When she returned to school at age 43 to do a bachelor’s at the University of Ottawa in medieval studies, retired major Suzanne Gouin-Boudreau (BA ’01) had a couple of revelations: that studying the past can shed light on the present and that it’s easier to concentrate on your studies when you don’t have to work … or even handle day to day matters!
“My husband took care of everything,” says Gouin-Boudreau, a former lawyer, as the husband in question, retired colonel Joseph André Boudreau, looks on affectionately. “It helped me succeed. At the same time, I saw youth with outstanding talent who didn’t have the money or support they needed. They ended up packing it in, which I found really unfortunate.”

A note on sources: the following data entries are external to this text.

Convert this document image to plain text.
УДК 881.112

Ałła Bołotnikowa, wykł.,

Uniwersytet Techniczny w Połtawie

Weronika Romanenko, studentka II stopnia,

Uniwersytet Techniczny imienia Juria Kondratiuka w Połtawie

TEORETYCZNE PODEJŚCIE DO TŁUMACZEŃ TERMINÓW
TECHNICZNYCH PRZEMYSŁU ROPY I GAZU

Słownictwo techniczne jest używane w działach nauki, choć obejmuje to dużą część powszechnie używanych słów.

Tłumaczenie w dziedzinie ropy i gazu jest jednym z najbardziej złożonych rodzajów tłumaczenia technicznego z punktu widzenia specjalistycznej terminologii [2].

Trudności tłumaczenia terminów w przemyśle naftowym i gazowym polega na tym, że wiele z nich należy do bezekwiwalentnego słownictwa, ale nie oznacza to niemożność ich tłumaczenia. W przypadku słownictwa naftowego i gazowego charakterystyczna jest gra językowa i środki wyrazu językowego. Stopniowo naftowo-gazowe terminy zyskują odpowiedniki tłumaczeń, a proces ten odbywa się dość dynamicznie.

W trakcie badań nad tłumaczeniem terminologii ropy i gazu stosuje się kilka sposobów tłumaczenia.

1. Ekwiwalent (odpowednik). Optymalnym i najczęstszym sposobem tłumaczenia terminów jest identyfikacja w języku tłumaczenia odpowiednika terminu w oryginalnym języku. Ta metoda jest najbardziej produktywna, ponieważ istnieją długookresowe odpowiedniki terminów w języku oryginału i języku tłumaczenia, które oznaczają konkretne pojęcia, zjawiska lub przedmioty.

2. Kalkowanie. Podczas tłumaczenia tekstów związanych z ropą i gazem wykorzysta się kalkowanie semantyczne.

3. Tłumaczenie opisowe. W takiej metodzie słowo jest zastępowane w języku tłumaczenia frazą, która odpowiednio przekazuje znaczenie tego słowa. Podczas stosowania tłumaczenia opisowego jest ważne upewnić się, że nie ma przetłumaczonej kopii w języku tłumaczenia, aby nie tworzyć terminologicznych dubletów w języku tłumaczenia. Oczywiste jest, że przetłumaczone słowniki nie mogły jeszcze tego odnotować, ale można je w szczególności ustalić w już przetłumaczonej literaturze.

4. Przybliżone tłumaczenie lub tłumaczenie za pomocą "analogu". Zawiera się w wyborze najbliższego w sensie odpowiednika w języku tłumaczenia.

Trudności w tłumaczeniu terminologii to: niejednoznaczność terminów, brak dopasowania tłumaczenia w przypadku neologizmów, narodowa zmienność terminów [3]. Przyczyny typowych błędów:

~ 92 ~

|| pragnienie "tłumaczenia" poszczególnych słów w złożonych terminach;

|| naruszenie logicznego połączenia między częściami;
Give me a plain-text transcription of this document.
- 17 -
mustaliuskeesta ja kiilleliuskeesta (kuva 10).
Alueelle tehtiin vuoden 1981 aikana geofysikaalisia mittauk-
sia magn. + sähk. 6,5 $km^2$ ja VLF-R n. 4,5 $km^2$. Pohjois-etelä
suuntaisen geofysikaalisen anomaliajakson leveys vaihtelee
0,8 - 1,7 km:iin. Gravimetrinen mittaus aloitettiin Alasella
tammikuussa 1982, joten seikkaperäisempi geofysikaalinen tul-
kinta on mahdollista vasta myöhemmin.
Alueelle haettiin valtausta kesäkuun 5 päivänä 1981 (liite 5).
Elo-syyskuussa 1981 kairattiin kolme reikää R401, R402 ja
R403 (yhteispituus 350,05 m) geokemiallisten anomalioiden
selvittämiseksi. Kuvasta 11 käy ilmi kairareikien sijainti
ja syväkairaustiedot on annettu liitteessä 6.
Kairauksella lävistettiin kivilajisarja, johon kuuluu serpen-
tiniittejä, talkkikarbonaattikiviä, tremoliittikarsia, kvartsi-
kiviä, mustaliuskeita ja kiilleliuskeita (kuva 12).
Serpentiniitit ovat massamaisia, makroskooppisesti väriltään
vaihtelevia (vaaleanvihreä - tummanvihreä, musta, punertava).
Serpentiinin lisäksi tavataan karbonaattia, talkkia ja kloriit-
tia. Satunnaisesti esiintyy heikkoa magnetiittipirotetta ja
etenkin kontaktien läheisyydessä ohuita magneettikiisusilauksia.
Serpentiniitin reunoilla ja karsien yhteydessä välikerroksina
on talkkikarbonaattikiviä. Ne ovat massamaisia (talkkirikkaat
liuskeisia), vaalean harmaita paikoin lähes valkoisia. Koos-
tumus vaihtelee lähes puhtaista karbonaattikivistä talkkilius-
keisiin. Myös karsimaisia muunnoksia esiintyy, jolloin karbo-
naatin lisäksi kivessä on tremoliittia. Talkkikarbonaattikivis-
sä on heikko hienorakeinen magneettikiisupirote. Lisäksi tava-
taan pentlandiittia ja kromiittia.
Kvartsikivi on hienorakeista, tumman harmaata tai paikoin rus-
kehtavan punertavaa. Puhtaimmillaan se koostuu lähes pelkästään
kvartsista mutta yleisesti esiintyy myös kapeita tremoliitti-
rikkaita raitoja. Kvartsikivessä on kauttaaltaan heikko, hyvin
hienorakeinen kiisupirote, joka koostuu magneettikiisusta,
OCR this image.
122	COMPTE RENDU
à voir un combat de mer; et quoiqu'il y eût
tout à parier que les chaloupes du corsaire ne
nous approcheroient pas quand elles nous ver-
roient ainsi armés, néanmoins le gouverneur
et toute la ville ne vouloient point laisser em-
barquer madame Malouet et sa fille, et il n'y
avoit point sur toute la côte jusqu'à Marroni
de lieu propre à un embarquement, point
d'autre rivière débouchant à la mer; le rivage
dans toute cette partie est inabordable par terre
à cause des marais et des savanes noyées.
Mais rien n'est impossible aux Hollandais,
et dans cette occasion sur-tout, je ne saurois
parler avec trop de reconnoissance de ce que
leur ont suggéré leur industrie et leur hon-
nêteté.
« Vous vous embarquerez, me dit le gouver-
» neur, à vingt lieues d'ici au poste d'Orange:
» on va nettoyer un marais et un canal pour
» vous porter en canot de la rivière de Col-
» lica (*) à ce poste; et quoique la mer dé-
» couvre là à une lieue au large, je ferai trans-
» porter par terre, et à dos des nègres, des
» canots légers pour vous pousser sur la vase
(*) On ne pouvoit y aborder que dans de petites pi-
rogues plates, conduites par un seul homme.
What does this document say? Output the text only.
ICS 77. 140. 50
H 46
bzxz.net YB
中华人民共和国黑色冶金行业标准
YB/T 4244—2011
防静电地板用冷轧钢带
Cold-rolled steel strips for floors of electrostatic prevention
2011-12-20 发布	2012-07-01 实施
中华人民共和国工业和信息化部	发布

Now both retired after careers in the Canadian Forces and the federal public service, the couple also share a love of the arts, culture and history.
The Gouin-Boudreau Scholarship in Classical Studies, which will be created through a future gift, is meant to help students continue in a field that Gouin-Boudreau considers to be of fundamental importance, especially in a time when ethics are having a tough time of it.
“There’s a lot of intellectual richness, plenty of lessons not to be forgotten in the classics, all that comes from the Middle Ages. History is constantly repeating itself. People have to learn to think for themselves and have a historical perspective, to properly understand the present,” she says.
Determined to help the next generation, Gouin-Boudreau has also generously offered part of her precious collection of facsimiles and rare books to the University of Ottawa’s Archives and Special Collections.
“I want as many people as possible to benefit,” she says. “These days, people give a lot for medicine, technology or law — everything with a price. But history is priceless.”
“I saw youth with outstanding talent who didn’t have the money or support they needed. They ended up packing it in, which I found really unfortunate.”